The observations in the first paragraph of that passage give support to the conclusion which I have reached. The potential, if the applicant's submissions are accepted, for the generation of endless requests for reconsideration on new material and changed circumstances is real, even if one sets a high threshold for the evidentiary burden as to changed circumstances which might be imposed. To accept that the Tribunal has the capacity to reconsider from time to time orders made under s 29(5)(b) casts the Tribunal in the role of monitoring, or overseeing the implementation, of at least one aspect of a development approval. That is not the proper role of the Tribunal, and in my view is not contemplated or authorised by the SAT Act.
In relation to the second paragraph of passage set out above, the reference to 'a primary decision-maker' is important in applying the observations made. The comments may well have application to the role of the WAPC in relation to the original approval, and the varied approval following the Tribunal's orders of 16 May 2008 (which are to be treated as the decision of the WAPC). They should not be read as directly applicable to an administrative review body such as this Tribunal.

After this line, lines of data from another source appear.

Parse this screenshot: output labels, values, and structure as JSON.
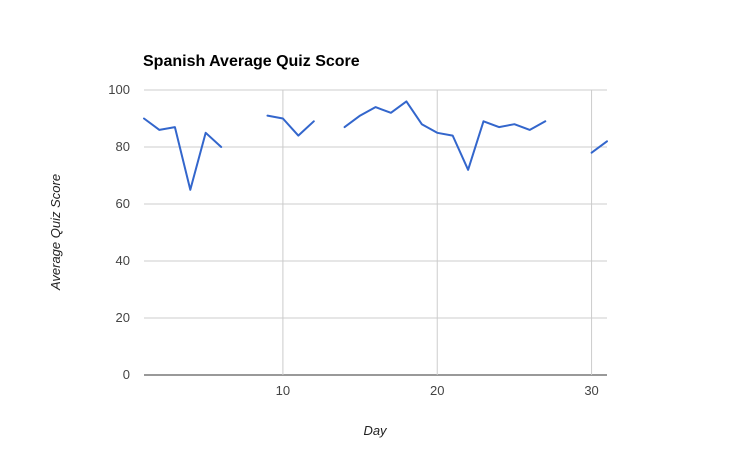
{
  "chart_data": {
    "type": "line",
    "title": "Spanish Average Quiz Score",
    "xlabel": "Day",
    "ylabel": "Average Quiz Score",
    "xlim": [
      1,
      31
    ],
    "ylim": [
      0,
      100
    ],
    "x_ticks": [
      10,
      20,
      30
    ],
    "y_ticks": [
      0,
      20,
      40,
      60,
      80,
      100
    ],
    "grid": true,
    "legend": "none",
    "colors": {
      "series": "#3366cc",
      "grid": "#cccccc",
      "baseline": "#333333"
    },
    "x": [
      1,
      2,
      3,
      4,
      5,
      6,
      7,
      8,
      9,
      10,
      11,
      12,
      13,
      14,
      15,
      16,
      17,
      18,
      19,
      20,
      21,
      22,
      23,
      24,
      25,
      26,
      27,
      28,
      29,
      30,
      31
    ],
    "series": [
      {
        "values": [
          90,
          86,
          87,
          65,
          85,
          80,
          null,
          null,
          91,
          90,
          84,
          89,
          null,
          87,
          91,
          94,
          92,
          96,
          88,
          85,
          84,
          72,
          89,
          87,
          88,
          86,
          89,
          null,
          null,
          78,
          82
        ]
      }
    ]
  }
}
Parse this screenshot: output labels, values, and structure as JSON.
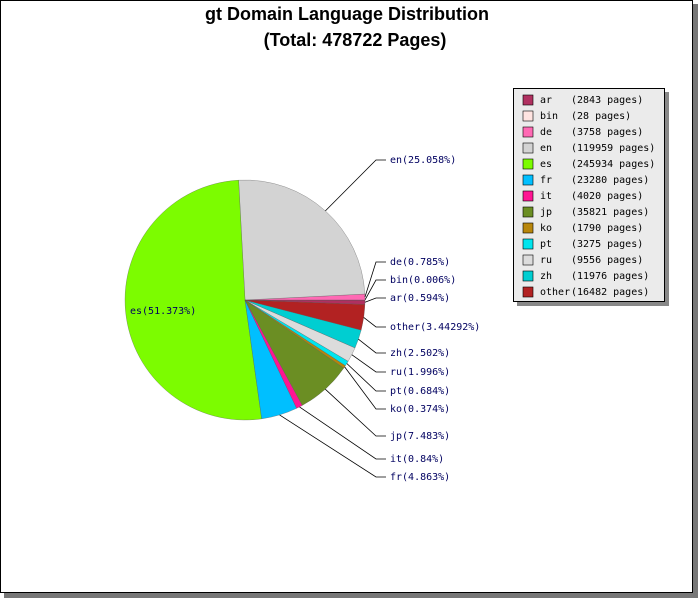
{
  "chart_data": {
    "type": "pie",
    "title": "gt Domain Language Distribution",
    "subtitle": "(Total: 478722 Pages)",
    "categories": [
      "ar",
      "bin",
      "de",
      "en",
      "es",
      "fr",
      "it",
      "jp",
      "ko",
      "pt",
      "ru",
      "zh",
      "other"
    ],
    "values": [
      0.594,
      0.006,
      0.785,
      25.058,
      51.373,
      4.863,
      0.84,
      7.483,
      0.374,
      0.684,
      1.996,
      2.502,
      3.44292
    ],
    "value_labels": [
      "ar(0.594%)",
      "bin(0.006%)",
      "de(0.785%)",
      "en(25.058%)",
      "es(51.373%)",
      "fr(4.863%)",
      "it(0.84%)",
      "jp(7.483%)",
      "ko(0.374%)",
      "pt(0.684%)",
      "ru(1.996%)",
      "zh(2.502%)",
      "other(3.44292%)"
    ],
    "colors": [
      "#b03060",
      "#ffe4e1",
      "#ff69b4",
      "#d3d3d3",
      "#7cfc00",
      "#00bfff",
      "#ff1493",
      "#6b8e23",
      "#b8860b",
      "#00e5ee",
      "#dcdcdc",
      "#00ced1",
      "#b22222"
    ],
    "legend_details": [
      "(2843 pages)",
      "(28 pages)",
      "(3758 pages)",
      "(119959 pages)",
      "(245934 pages)",
      "(23280 pages)",
      "(4020 pages)",
      "(35821 pages)",
      "(1790 pages)",
      "(3275 pages)",
      "(9556 pages)",
      "(11976 pages)",
      "(16482 pages)"
    ]
  }
}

For those reasons, I do not consider that it is open to the Tribunal to exercise for a second time the power under s 29(5)(b) of the SAT Act.
Conclusion
For the reasons set out above, the present application must be dismissed. In reaching that conclusion, I am mindful of counsel's assertion, supported as it is by Mr Shute's affidavit, that a failure to extend the time for substantial commencement of the development might put in jeopardy a very important development of regional significance and result in many millions of dollars of wasted expenditure. There was no dispute by the respondent as to the merits of amending a condition which requires substantial commencement within two years. Had the Tribunal jurisdiction to make the orders now sought, the case for doing so appears compelling. If it is correct, as the WAPC appears to believe, a primary decisionmaker is unable to vary, with the consent of the applicant, the requirement for substantial commencement within two years without requiring a completely fresh development application, that incapacity should, in the interests of orderly and proper planning, be removed if necessary by legislative amendment. In the meantime, given the years of planning of the development, the very significant and conscientious work done to work towards commencement of the project, and the very significant expenditure not only by ING but undoubtedly by the FPA, it is to be hoped that the parties can find a way to address the damage which will result from the application of a requirement which both parties both now consider to be inappropriate.
Order
The application is dismissed.
I certify that this and the preceding [57] paragraphs comprise the reasons for decision of the State Administrative Tribunal.